The girl shot a look around Mrs. Bert’s sitting-room, where a small stuffed owl stood on the mantel under a glass case and a transparent pink muslin sack filled with burst milkweed pods was draped over a crayon portrait of Bert as a young man. I followed her glance and then our eyes met.

“Just the same, they are dear, good souls,” she smiled.

“Of course,” I answered. “But to sit here on a cold, rainy day! You may read by the fire while I work. Only please come!”

“May I read ’The Foundations of the Nineteenth Century,’ Doctor Upton?” she said.

“You may read the dictionary, if you wish,” I replied.

She went to get her raincoat. It was cold out of doors, and the rain drove in our faces as we splashed down the road. The painters had made a fire in the kitchen range, and as we stepped in the warmth greeted us in a curious, friendly way. I brought several logs of dead apple wood into the big room, made a second trip for kindlings, brought my one pair of andirons from the shed and improvised a pair with bricks for the other fireplace, and soon had the twin hearths cheerful with dancing flames. Then I went back to the shed, and brought the two cushions which had been on my window-seats at college, to place them on the settle. But as I came into the room, instead of finding the girl waiting to sit by the fire, I saw her with sleeves rolled up washing the west window. Her body was outlined against the light, her hair making an aura about her head. As she turned a little, I caught the saucy grace of her profile. She was so intent upon her task that she had not heard me enter, and I paused a full moment watching her. Then I dropped the cushions and cried, “Come, here’s your seat! That is no task for a Ph. D.”

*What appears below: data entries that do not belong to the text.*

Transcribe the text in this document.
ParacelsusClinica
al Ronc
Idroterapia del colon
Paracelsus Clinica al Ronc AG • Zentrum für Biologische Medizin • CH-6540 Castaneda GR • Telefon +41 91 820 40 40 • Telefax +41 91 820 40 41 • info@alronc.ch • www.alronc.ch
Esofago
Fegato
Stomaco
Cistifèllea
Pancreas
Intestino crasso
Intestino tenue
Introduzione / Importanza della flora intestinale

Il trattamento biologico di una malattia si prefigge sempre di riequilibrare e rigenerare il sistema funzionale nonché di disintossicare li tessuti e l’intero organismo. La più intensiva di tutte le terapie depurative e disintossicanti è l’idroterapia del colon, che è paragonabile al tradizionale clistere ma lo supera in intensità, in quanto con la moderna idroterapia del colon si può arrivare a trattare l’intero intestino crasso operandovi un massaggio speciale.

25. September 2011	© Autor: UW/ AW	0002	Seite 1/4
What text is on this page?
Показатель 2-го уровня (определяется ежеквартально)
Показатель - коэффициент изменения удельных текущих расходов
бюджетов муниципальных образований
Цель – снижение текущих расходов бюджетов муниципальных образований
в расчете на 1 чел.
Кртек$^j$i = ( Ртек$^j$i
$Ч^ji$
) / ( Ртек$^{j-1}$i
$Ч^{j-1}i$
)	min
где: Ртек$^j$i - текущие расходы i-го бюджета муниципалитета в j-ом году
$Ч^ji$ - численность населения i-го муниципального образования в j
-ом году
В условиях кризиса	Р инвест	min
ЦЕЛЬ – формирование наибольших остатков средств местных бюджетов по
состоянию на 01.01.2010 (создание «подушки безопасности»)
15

“I don’t want a seat,” she laughed. “I’m having a grand time, and don’t care to have my erudition thrown in my face. I love to wash windows.”

“But ’The Foundations of the Nineteenth Century?’” said I.

“The whole nineteenth century is on these windows,” she replied. “I’ve got to scrub here to get at its foundations.”

“But you’ll get tired again,” I laughed, though with real solicitude. “I didn’t want you to come to work–only to be company.”